While those numbers are disappointing, Huang said they show that remission is possible in a real-world setting outside of surgery or special intervention programs. They also point to opportunities for physicians to reduce medications from some patients who are able to manage their diabetes well.
Huang referred to the concept of “clinical inertia,” a phrase popularized in the 2000s that usually refers to the unwillingness of doctors to add or change medications for high blood pressure. In the case of diabetes, he said the same idea influences doctors’ decisions to remove medications for patients who are under good control.
“The rates of remission appear very low in this study, but I suspect part of it may be because doctors in real clinical practice may keep people on medications because they don’t believe remission is possible,” he said. “They may also believe that the lower sugars the better, at any cost, even if it means leaving people on medications.”

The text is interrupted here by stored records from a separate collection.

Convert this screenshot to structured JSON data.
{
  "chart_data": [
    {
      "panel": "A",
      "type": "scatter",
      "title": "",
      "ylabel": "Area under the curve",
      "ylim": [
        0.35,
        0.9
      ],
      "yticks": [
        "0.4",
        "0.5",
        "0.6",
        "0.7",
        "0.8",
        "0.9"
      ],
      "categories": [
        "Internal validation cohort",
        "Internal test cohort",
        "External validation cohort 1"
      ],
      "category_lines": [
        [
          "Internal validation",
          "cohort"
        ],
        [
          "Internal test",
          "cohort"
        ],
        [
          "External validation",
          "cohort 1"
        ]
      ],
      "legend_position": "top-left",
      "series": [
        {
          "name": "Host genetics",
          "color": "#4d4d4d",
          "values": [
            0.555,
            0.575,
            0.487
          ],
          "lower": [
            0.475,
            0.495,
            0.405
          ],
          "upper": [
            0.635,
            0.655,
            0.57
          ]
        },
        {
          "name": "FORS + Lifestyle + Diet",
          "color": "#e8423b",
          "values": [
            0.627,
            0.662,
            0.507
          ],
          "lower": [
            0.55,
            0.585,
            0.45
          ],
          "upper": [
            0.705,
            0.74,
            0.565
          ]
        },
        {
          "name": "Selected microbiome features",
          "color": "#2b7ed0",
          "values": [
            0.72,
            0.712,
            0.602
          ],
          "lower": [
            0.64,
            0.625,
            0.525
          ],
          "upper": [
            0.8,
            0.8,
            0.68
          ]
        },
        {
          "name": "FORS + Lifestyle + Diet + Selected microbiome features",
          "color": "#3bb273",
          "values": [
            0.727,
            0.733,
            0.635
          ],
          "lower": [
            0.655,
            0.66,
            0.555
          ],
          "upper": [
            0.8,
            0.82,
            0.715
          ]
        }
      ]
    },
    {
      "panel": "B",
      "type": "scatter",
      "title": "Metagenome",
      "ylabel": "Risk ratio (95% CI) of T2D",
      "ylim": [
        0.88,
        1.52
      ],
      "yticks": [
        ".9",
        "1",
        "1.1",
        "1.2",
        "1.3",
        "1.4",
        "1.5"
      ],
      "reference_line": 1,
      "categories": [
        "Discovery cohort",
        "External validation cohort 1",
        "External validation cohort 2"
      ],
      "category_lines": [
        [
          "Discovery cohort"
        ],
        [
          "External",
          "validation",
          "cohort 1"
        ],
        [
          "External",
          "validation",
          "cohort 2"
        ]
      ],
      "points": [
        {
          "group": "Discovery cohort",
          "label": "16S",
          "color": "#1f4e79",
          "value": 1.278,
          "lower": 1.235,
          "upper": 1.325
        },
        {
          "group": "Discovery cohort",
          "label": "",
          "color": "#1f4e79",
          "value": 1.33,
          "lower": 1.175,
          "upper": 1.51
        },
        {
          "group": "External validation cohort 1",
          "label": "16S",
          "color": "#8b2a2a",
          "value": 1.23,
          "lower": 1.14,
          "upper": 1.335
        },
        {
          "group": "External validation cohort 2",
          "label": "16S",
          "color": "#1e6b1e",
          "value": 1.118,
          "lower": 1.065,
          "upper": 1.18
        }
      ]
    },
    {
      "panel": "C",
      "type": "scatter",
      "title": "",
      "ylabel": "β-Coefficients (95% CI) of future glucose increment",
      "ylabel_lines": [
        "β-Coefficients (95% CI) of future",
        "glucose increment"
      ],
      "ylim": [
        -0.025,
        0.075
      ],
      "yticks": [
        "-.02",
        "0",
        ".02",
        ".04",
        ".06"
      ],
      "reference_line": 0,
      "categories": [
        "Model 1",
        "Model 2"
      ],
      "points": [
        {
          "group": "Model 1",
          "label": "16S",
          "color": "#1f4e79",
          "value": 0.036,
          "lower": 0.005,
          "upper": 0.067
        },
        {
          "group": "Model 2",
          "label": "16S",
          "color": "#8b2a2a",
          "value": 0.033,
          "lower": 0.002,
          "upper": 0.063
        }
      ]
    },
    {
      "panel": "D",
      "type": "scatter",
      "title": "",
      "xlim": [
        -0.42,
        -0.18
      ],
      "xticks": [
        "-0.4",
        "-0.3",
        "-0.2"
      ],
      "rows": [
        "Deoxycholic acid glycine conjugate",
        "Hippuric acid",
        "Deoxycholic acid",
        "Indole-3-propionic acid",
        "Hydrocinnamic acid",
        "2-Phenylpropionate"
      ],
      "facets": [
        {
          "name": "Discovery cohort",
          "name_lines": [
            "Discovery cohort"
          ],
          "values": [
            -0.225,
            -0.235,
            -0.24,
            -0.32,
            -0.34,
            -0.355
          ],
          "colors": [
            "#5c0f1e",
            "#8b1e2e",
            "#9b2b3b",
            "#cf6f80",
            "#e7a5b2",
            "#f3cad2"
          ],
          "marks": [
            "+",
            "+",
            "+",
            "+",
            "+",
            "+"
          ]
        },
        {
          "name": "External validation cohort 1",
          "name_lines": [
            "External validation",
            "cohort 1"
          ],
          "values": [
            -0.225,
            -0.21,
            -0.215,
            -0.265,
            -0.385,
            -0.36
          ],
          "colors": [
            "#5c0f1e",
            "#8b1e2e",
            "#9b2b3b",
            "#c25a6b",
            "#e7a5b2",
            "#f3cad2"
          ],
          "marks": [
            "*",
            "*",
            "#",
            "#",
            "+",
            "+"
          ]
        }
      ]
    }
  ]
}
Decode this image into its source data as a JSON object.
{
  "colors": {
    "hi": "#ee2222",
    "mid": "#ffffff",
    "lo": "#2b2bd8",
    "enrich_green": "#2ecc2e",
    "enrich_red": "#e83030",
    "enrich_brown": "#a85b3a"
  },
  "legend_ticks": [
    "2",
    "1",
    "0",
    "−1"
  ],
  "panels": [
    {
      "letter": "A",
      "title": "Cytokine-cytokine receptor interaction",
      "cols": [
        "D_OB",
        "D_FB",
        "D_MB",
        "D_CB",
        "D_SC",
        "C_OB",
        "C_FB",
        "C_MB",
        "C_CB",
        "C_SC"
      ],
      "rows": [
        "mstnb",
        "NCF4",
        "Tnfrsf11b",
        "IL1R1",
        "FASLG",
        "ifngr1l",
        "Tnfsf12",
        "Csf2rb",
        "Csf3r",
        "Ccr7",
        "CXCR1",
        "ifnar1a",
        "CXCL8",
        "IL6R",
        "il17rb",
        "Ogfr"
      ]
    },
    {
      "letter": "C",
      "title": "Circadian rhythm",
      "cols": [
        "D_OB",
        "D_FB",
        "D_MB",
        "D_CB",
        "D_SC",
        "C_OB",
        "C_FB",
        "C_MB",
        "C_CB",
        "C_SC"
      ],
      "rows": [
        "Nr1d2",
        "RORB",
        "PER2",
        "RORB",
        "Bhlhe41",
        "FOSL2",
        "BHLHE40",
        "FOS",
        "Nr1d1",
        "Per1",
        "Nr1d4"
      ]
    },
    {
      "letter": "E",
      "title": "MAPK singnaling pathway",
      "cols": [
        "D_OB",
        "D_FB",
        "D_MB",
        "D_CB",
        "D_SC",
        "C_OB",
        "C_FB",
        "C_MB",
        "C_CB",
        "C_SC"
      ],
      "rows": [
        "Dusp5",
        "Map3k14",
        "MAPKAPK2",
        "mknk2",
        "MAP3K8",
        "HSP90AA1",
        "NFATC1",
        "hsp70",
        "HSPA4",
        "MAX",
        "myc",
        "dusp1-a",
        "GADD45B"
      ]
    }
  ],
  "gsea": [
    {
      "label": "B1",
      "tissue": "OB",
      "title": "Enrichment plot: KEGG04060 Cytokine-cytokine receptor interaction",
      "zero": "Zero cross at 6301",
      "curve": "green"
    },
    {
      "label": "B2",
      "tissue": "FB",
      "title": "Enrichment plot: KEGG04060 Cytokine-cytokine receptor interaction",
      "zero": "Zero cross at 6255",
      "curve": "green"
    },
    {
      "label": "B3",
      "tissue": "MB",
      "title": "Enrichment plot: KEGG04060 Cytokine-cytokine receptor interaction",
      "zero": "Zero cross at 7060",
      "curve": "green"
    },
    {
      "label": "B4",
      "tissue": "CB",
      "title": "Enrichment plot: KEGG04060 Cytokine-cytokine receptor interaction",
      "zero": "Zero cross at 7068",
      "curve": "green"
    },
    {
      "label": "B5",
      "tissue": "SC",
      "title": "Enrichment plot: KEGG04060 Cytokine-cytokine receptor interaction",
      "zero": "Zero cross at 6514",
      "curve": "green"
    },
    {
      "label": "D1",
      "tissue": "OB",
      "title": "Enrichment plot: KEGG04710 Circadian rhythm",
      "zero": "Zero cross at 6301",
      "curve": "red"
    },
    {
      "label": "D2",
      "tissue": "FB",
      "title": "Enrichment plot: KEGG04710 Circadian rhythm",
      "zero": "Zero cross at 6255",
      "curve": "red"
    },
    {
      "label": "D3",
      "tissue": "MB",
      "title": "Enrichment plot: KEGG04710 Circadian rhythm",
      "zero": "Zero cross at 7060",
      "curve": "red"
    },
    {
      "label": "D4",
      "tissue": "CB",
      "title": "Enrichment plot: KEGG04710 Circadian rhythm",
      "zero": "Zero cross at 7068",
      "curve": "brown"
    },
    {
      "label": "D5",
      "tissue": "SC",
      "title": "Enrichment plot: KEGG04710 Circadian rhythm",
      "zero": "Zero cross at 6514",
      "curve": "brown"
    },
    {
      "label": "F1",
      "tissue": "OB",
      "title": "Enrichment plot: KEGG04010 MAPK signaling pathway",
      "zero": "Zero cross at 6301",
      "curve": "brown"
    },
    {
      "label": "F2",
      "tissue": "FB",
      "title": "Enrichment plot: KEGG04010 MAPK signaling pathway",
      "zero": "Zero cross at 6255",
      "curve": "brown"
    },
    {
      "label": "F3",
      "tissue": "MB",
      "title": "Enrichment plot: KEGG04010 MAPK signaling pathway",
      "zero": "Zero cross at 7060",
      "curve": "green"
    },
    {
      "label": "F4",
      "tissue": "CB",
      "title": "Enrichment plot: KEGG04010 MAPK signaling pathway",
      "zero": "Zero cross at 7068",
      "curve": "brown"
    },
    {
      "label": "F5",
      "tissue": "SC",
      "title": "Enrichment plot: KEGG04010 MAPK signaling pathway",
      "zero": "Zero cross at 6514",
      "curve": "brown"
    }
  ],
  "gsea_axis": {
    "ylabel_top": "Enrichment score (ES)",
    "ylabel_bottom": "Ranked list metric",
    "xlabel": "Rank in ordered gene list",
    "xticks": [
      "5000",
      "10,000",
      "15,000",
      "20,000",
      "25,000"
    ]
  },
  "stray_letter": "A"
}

He and his colleagues from Kaiser Permanente and George Washington University were inspired to research this data by the Action for Health for Diabetes (Look AHEAD) study, a randomized, controlled trial involving lifestyle interventions like exercise and dietary counseling in adults with type 2.
The Look AHEAD trial saw relatively high remission rates, with 11.5 percent of participants able to stop taking medications after one year. Huang said the big gap between those results and the data in this latest study leaves him to wonder how many more patients with good control of their diabetes could achieve “remission” in regular clinical settings if more doctors were willing to take them off medications.
“Doctors have been quite nihilistic about diabetes management for a long time. Some doctors have felt that we just need to put people on medications as quickly as possible, and just forget about the idea of living free without medications,” he said. “I think the future is trying to figure out whether or not we can push that number up by actively removing medications from patients with really tight glucose control, especially among very old patients where there may be opportunities to reduce the complexity of their overall medication regimen.”
And for others, Huang said that these studies demonstrate it is possible to turn back type 2 diabetes, even if the statistics look grim.
“For patients who are really motivated to make changes, I think that you can change the course of this disease without bariatric surgery,” he said.